The Big Fat Fix
Produced by Dr. Aseem Malhotra and Donal O’Neill
The debate about what causes heart disease rages on, and another video weighs in on the plague that has haunted Western civilization for a century, give or take. Big names are thrown around on all sides of the debate. One of the first and increasingly well-known names is Ancel Keys. Keys of course was the instigator of the infamous six- and seven-country studies purporting to show a correlation between dietary fat intake and heart disease. One interesting point made by the video is that Keys himself later stated that he didn’t think there was any connection between dietary cholesterol and atherosclerosis.
Incorrect understanding of the problem leads to ineffective solutions. Diets low in animal fat don’t solve the problem because animal fat wasn’t the problem to begin with. Professor Christiaan Barnard, a pioneer in heart transplants, said he saved one hundred and fifty lives through heart transplants. He later realized that preventive medicine would have saved one hundred and fifty million lives. Thinking that the human body is a simple machine where parts can be easily replaced leads to ineffective and very expensive solutions.
The preventive approach in this video includes diet and lifestyle. The filmmakers refer to the “Mediterranean diet,” which seems to mean different things to different people. Fortunately the film gets more specific about which foods are good and which are not. One example is Crete, where goat and lamb are dietary staples and total fat intake can be up to 40 percent.
The video’s list of good or even super foods includes coconut oil, eggs, grass-fed butter, olive oil, cheese and fermented full-fat dairy. Sounds like the diet of health heretics everywhere.
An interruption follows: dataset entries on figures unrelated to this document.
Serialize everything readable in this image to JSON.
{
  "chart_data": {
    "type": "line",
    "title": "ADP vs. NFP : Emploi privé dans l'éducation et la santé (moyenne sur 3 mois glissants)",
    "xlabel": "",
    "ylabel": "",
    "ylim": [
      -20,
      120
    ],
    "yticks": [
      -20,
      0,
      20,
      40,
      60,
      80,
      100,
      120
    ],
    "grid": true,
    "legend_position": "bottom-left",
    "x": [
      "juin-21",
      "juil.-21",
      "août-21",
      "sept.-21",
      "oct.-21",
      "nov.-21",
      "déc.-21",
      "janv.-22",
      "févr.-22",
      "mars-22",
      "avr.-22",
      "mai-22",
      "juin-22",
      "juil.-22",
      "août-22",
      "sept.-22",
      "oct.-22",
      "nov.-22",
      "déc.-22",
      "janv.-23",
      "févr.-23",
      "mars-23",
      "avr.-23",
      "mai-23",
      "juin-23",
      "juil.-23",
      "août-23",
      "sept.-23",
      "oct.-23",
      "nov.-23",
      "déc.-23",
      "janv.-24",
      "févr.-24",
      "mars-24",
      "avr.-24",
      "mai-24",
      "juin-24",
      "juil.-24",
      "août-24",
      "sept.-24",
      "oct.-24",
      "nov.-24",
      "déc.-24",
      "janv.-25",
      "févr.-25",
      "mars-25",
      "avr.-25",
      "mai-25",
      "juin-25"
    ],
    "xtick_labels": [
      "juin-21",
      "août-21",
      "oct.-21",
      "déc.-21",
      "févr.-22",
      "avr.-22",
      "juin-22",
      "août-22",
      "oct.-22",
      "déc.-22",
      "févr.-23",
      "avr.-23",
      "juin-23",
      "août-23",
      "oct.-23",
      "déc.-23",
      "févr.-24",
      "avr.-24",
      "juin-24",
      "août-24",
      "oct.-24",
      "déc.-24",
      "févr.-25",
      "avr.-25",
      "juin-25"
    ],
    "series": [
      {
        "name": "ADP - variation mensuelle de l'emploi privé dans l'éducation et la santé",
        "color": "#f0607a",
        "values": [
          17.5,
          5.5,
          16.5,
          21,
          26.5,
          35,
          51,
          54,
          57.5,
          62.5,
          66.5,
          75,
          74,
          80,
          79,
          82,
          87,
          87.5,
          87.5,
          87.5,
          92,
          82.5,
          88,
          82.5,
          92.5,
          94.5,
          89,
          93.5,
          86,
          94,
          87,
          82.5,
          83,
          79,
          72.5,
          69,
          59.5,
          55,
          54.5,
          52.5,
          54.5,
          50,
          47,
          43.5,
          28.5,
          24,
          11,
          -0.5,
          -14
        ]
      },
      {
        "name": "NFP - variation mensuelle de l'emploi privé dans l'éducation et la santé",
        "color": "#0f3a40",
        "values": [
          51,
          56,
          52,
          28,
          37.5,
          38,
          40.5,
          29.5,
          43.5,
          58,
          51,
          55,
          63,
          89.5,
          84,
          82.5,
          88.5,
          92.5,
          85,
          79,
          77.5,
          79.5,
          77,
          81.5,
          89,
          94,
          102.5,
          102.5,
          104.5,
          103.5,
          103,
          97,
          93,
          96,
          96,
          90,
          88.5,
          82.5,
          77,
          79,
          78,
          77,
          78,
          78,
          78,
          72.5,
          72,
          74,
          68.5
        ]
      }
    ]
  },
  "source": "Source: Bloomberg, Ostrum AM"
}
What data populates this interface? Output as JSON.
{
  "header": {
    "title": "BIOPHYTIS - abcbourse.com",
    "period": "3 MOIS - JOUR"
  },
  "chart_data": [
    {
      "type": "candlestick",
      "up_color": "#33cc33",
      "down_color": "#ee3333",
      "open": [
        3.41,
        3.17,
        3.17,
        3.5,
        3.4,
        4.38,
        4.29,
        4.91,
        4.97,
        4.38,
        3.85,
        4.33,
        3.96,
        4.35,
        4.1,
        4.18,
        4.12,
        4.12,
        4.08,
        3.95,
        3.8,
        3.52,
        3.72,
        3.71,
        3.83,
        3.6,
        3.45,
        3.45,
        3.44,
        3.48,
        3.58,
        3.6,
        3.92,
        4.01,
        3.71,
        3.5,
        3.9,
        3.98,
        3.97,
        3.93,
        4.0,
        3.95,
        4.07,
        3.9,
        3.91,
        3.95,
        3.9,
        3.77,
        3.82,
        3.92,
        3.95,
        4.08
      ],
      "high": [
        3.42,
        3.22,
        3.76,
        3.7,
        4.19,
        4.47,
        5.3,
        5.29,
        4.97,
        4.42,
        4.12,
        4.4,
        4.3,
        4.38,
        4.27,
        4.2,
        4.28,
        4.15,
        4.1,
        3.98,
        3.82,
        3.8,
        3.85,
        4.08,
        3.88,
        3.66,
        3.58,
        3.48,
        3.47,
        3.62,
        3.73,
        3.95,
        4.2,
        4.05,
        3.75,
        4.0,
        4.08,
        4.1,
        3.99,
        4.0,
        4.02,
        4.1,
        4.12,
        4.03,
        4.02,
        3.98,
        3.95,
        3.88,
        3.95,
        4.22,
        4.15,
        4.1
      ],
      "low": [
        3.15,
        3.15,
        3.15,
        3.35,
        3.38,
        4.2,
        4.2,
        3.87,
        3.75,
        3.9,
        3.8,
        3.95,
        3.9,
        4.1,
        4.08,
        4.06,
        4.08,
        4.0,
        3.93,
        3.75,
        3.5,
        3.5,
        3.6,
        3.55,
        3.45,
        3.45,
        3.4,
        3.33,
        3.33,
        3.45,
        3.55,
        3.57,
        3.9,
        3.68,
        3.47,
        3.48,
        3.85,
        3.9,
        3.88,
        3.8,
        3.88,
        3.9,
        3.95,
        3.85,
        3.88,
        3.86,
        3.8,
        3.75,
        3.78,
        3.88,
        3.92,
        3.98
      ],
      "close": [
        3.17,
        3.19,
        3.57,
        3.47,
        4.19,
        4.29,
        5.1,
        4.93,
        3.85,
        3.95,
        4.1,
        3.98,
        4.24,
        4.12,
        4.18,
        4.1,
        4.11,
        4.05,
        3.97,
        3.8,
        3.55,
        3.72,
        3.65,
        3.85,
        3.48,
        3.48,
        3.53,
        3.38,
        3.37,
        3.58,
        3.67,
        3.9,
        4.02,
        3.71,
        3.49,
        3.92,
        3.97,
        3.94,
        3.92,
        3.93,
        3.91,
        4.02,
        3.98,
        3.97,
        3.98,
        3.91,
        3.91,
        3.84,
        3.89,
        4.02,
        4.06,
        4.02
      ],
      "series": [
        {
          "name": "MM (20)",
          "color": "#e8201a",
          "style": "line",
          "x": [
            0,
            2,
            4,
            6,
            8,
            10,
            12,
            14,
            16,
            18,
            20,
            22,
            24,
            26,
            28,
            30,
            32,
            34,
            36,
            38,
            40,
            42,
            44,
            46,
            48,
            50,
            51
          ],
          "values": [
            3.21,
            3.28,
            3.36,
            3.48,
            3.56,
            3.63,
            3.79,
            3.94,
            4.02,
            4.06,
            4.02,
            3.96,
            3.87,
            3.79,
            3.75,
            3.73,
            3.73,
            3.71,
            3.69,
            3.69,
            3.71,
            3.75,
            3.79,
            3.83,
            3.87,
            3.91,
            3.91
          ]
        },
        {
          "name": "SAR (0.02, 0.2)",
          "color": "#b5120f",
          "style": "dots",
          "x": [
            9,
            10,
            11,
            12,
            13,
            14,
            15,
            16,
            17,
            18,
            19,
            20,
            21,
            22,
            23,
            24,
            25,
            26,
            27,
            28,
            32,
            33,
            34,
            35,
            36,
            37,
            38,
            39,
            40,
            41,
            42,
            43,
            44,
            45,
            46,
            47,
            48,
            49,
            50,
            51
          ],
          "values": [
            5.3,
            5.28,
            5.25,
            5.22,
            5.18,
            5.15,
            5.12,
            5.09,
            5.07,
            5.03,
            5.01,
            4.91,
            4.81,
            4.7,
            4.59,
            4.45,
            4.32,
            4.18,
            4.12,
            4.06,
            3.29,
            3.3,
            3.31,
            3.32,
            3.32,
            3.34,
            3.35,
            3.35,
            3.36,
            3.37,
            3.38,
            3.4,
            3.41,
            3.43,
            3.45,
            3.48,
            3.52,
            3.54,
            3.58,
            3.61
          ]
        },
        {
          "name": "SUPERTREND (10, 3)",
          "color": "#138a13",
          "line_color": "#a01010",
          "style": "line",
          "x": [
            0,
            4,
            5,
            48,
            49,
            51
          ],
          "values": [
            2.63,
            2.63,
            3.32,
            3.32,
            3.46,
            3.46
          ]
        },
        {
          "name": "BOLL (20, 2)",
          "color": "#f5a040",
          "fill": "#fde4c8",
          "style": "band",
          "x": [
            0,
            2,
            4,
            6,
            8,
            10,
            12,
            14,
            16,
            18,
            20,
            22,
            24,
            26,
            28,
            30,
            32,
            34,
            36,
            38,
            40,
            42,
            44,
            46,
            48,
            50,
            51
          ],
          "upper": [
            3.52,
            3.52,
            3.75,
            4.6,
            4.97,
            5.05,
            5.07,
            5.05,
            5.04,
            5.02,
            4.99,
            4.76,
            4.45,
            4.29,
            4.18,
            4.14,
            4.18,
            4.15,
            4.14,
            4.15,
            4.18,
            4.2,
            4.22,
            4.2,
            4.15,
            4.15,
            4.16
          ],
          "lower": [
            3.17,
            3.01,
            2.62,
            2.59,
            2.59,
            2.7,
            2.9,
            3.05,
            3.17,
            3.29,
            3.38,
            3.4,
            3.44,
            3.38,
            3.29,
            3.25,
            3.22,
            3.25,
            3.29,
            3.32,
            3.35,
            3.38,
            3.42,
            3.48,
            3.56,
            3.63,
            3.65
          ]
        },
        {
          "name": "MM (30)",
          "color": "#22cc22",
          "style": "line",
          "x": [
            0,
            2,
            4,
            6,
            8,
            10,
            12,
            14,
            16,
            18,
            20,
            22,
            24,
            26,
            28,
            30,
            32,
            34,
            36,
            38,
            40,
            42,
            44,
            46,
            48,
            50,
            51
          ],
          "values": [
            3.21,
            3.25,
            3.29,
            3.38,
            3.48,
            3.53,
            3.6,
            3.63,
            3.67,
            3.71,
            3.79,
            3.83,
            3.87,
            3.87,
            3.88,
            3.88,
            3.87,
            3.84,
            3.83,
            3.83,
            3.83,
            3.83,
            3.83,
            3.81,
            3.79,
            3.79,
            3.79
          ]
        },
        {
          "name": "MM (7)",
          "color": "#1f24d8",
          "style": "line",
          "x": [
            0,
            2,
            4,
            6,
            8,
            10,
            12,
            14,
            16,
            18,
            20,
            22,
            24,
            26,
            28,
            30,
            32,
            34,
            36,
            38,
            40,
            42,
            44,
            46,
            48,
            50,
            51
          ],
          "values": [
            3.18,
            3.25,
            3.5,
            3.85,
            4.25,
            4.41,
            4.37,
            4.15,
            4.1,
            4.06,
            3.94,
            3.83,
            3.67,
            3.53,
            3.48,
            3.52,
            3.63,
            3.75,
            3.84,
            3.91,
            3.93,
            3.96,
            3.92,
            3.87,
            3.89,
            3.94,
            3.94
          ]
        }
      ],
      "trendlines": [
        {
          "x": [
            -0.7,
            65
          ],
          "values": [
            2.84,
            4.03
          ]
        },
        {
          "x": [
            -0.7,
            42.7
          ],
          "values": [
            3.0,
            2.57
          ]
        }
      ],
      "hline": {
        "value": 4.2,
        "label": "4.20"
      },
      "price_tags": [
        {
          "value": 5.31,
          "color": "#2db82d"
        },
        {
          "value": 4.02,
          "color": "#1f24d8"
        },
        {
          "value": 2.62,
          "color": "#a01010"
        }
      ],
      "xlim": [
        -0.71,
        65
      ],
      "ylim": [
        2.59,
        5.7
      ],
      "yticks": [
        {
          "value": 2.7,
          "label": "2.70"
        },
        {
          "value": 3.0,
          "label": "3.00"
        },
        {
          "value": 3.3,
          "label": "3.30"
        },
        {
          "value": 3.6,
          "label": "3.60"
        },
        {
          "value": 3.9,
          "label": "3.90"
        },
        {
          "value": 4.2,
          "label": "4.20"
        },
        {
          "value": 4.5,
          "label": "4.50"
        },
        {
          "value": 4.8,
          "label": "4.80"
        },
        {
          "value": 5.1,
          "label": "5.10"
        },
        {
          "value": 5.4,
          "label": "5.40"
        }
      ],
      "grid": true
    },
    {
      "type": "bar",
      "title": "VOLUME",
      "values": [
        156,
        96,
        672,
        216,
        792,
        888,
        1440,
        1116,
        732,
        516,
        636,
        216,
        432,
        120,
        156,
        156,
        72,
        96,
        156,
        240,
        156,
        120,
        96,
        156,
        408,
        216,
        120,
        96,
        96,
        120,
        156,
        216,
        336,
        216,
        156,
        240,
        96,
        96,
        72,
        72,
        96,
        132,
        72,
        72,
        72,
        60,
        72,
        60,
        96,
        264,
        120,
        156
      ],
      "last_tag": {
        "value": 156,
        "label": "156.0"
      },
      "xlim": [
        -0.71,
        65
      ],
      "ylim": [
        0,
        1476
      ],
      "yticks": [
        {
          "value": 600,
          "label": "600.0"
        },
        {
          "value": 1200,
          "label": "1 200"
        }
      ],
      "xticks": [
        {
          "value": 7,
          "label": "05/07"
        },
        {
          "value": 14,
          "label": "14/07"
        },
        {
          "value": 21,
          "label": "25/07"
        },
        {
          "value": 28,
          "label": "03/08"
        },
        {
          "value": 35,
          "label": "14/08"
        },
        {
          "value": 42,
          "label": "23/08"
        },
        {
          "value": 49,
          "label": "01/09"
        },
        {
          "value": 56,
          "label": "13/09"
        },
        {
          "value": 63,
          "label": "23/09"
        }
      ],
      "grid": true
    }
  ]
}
Sugar and vegetable oil are at the top of the public enemy list where they should be.
At least one quote in the movie suggests that exercise, especially intense exercise, is overrated if not dangerous. However the filmmakers show numerous examples of exercises that look pretty intense to me, so I’m not sure what the message is there. The main point of the video is that diet and lifestyle are more effective than any drug. That makes my thumb happy. My thumb is UP.
This article appeared in Wise Traditions in Food, Farming and the Healing Arts, the quarterly magazine of the Weston A. Price Foundation, Fall 2017.